Dans un environnement propice au recueillement, au sous-sol de l’église Saint-Joseph-de-Bordeaux, des fidèles de la paroisse Sainte-Famille-de-Bordeaux-Cartierville et des membres de la communauté rwandaise ont formulé des intentions à l’égard de Clémence et de sa famille éprouvée par le drame.
«C’est tout un choc et tout un soulagement pour la famille, a affirmé une amie de la mère de Clémence dans le local de l’organisme où jouait l’Ave Maria de Schubert. Au moins, ils vont faire leur deuil. Rester dans l’ignorance tout le temps, c’est difficile.»
Gratien Rudakubana de la communauté rwandaise aussi présent à la rencontre a affirmé que sa communauté a des défis à relever au niveau de l’intégration.

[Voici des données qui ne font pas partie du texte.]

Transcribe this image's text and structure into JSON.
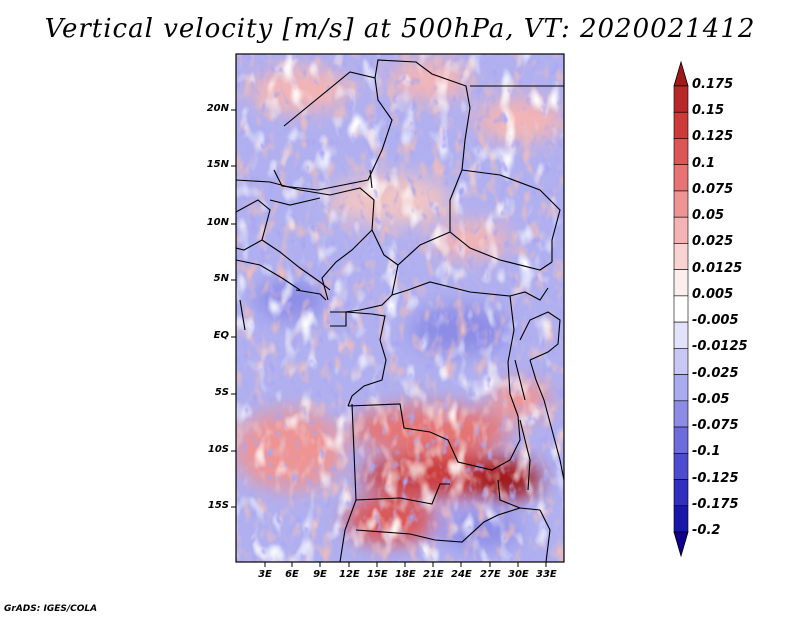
{
  "title": "Vertical velocity [m/s] at 500hPa, VT: 2020021412",
  "footer": "GrADS: IGES/COLA",
  "lat_ticks": [
    "20N",
    "15N",
    "10N",
    "5N",
    "EQ",
    "5S",
    "10S",
    "15S"
  ],
  "lon_ticks": [
    "3E",
    "6E",
    "9E",
    "12E",
    "15E",
    "18E",
    "21E",
    "24E",
    "27E",
    "30E",
    "33E"
  ],
  "colorbar": {
    "labels": [
      "0.175",
      "0.15",
      "0.125",
      "0.1",
      "0.075",
      "0.05",
      "0.025",
      "0.0125",
      "0.005",
      "-0.005",
      "-0.0125",
      "-0.025",
      "-0.05",
      "-0.075",
      "-0.1",
      "-0.125",
      "-0.175",
      "-0.2"
    ],
    "colors": [
      "#a01818",
      "#b82828",
      "#cc3a3a",
      "#dc5656",
      "#e67474",
      "#ee9494",
      "#f4b4b4",
      "#f9d2d2",
      "#fdeeee",
      "#ffffff",
      "#e2e2fa",
      "#c8c8f4",
      "#aaaaee",
      "#8c8ce6",
      "#6c6cdc",
      "#4c4cd0",
      "#3030c0",
      "#1818a8",
      "#100090"
    ]
  }
}
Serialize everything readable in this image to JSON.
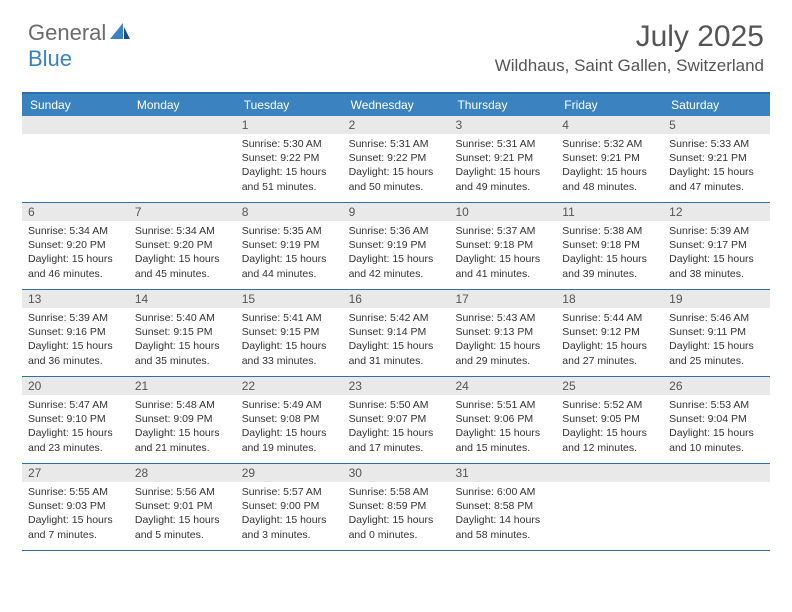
{
  "logo": {
    "part1": "General",
    "part2": "Blue"
  },
  "title": "July 2025",
  "location": "Wildhaus, Saint Gallen, Switzerland",
  "colors": {
    "header_bg": "#3b83c0",
    "border": "#2f6fa8",
    "daynum_bg": "#e9e9e9",
    "text_dark": "#333333",
    "text_mid": "#555555"
  },
  "day_headers": [
    "Sunday",
    "Monday",
    "Tuesday",
    "Wednesday",
    "Thursday",
    "Friday",
    "Saturday"
  ],
  "weeks": [
    [
      {
        "n": "",
        "sunrise": "",
        "sunset": "",
        "daylight": ""
      },
      {
        "n": "",
        "sunrise": "",
        "sunset": "",
        "daylight": ""
      },
      {
        "n": "1",
        "sunrise": "Sunrise: 5:30 AM",
        "sunset": "Sunset: 9:22 PM",
        "daylight": "Daylight: 15 hours and 51 minutes."
      },
      {
        "n": "2",
        "sunrise": "Sunrise: 5:31 AM",
        "sunset": "Sunset: 9:22 PM",
        "daylight": "Daylight: 15 hours and 50 minutes."
      },
      {
        "n": "3",
        "sunrise": "Sunrise: 5:31 AM",
        "sunset": "Sunset: 9:21 PM",
        "daylight": "Daylight: 15 hours and 49 minutes."
      },
      {
        "n": "4",
        "sunrise": "Sunrise: 5:32 AM",
        "sunset": "Sunset: 9:21 PM",
        "daylight": "Daylight: 15 hours and 48 minutes."
      },
      {
        "n": "5",
        "sunrise": "Sunrise: 5:33 AM",
        "sunset": "Sunset: 9:21 PM",
        "daylight": "Daylight: 15 hours and 47 minutes."
      }
    ],
    [
      {
        "n": "6",
        "sunrise": "Sunrise: 5:34 AM",
        "sunset": "Sunset: 9:20 PM",
        "daylight": "Daylight: 15 hours and 46 minutes."
      },
      {
        "n": "7",
        "sunrise": "Sunrise: 5:34 AM",
        "sunset": "Sunset: 9:20 PM",
        "daylight": "Daylight: 15 hours and 45 minutes."
      },
      {
        "n": "8",
        "sunrise": "Sunrise: 5:35 AM",
        "sunset": "Sunset: 9:19 PM",
        "daylight": "Daylight: 15 hours and 44 minutes."
      },
      {
        "n": "9",
        "sunrise": "Sunrise: 5:36 AM",
        "sunset": "Sunset: 9:19 PM",
        "daylight": "Daylight: 15 hours and 42 minutes."
      },
      {
        "n": "10",
        "sunrise": "Sunrise: 5:37 AM",
        "sunset": "Sunset: 9:18 PM",
        "daylight": "Daylight: 15 hours and 41 minutes."
      },
      {
        "n": "11",
        "sunrise": "Sunrise: 5:38 AM",
        "sunset": "Sunset: 9:18 PM",
        "daylight": "Daylight: 15 hours and 39 minutes."
      },
      {
        "n": "12",
        "sunrise": "Sunrise: 5:39 AM",
        "sunset": "Sunset: 9:17 PM",
        "daylight": "Daylight: 15 hours and 38 minutes."
      }
    ],
    [
      {
        "n": "13",
        "sunrise": "Sunrise: 5:39 AM",
        "sunset": "Sunset: 9:16 PM",
        "daylight": "Daylight: 15 hours and 36 minutes."
      },
      {
        "n": "14",
        "sunrise": "Sunrise: 5:40 AM",
        "sunset": "Sunset: 9:15 PM",
        "daylight": "Daylight: 15 hours and 35 minutes."
      },
      {
        "n": "15",
        "sunrise": "Sunrise: 5:41 AM",
        "sunset": "Sunset: 9:15 PM",
        "daylight": "Daylight: 15 hours and 33 minutes."
      },
      {
        "n": "16",
        "sunrise": "Sunrise: 5:42 AM",
        "sunset": "Sunset: 9:14 PM",
        "daylight": "Daylight: 15 hours and 31 minutes."
      },
      {
        "n": "17",
        "sunrise": "Sunrise: 5:43 AM",
        "sunset": "Sunset: 9:13 PM",
        "daylight": "Daylight: 15 hours and 29 minutes."
      },
      {
        "n": "18",
        "sunrise": "Sunrise: 5:44 AM",
        "sunset": "Sunset: 9:12 PM",
        "daylight": "Daylight: 15 hours and 27 minutes."
      },
      {
        "n": "19",
        "sunrise": "Sunrise: 5:46 AM",
        "sunset": "Sunset: 9:11 PM",
        "daylight": "Daylight: 15 hours and 25 minutes."
      }
    ],
    [
      {
        "n": "20",
        "sunrise": "Sunrise: 5:47 AM",
        "sunset": "Sunset: 9:10 PM",
        "daylight": "Daylight: 15 hours and 23 minutes."
      },
      {
        "n": "21",
        "sunrise": "Sunrise: 5:48 AM",
        "sunset": "Sunset: 9:09 PM",
        "daylight": "Daylight: 15 hours and 21 minutes."
      },
      {
        "n": "22",
        "sunrise": "Sunrise: 5:49 AM",
        "sunset": "Sunset: 9:08 PM",
        "daylight": "Daylight: 15 hours and 19 minutes."
      },
      {
        "n": "23",
        "sunrise": "Sunrise: 5:50 AM",
        "sunset": "Sunset: 9:07 PM",
        "daylight": "Daylight: 15 hours and 17 minutes."
      },
      {
        "n": "24",
        "sunrise": "Sunrise: 5:51 AM",
        "sunset": "Sunset: 9:06 PM",
        "daylight": "Daylight: 15 hours and 15 minutes."
      },
      {
        "n": "25",
        "sunrise": "Sunrise: 5:52 AM",
        "sunset": "Sunset: 9:05 PM",
        "daylight": "Daylight: 15 hours and 12 minutes."
      },
      {
        "n": "26",
        "sunrise": "Sunrise: 5:53 AM",
        "sunset": "Sunset: 9:04 PM",
        "daylight": "Daylight: 15 hours and 10 minutes."
      }
    ],
    [
      {
        "n": "27",
        "sunrise": "Sunrise: 5:55 AM",
        "sunset": "Sunset: 9:03 PM",
        "daylight": "Daylight: 15 hours and 7 minutes."
      },
      {
        "n": "28",
        "sunrise": "Sunrise: 5:56 AM",
        "sunset": "Sunset: 9:01 PM",
        "daylight": "Daylight: 15 hours and 5 minutes."
      },
      {
        "n": "29",
        "sunrise": "Sunrise: 5:57 AM",
        "sunset": "Sunset: 9:00 PM",
        "daylight": "Daylight: 15 hours and 3 minutes."
      },
      {
        "n": "30",
        "sunrise": "Sunrise: 5:58 AM",
        "sunset": "Sunset: 8:59 PM",
        "daylight": "Daylight: 15 hours and 0 minutes."
      },
      {
        "n": "31",
        "sunrise": "Sunrise: 6:00 AM",
        "sunset": "Sunset: 8:58 PM",
        "daylight": "Daylight: 14 hours and 58 minutes."
      },
      {
        "n": "",
        "sunrise": "",
        "sunset": "",
        "daylight": ""
      },
      {
        "n": "",
        "sunrise": "",
        "sunset": "",
        "daylight": ""
      }
    ]
  ]
}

«Il y a des défis que la communauté a continuellement mis de côté et il va falloir les affronter si on ne veut pas avoir à faire face à des situations de plus en plus difficiles», a exprimé cet ingénieur de formation qui a mis plusieurs années à s’intégrer.
La rencontre, qui au départ devait être une soirée d’information sur les démarches entreprises par le Service de police de la Ville de Montréal depuis la disparition de Clémence, a pris une autre tournure quand la découverte du corps de la jeune femme de 26 ans a été annoncée.
En solidarité avec la famille qui vivait son deuil dans l’intimité le même soir, le Carrefour a quand même tenu un moment de recueillement.
Rappelons que le 11 janvier en soirée, Clémence Umugwaneza avait quitté la résidence familiale pour prendre l’air. Avant de sortir, elle avait seulement pris son manteau, son foulard et son iPod. Clémence n’avait pas son sac à main. Elle avait l’habitude de faire de longues marches.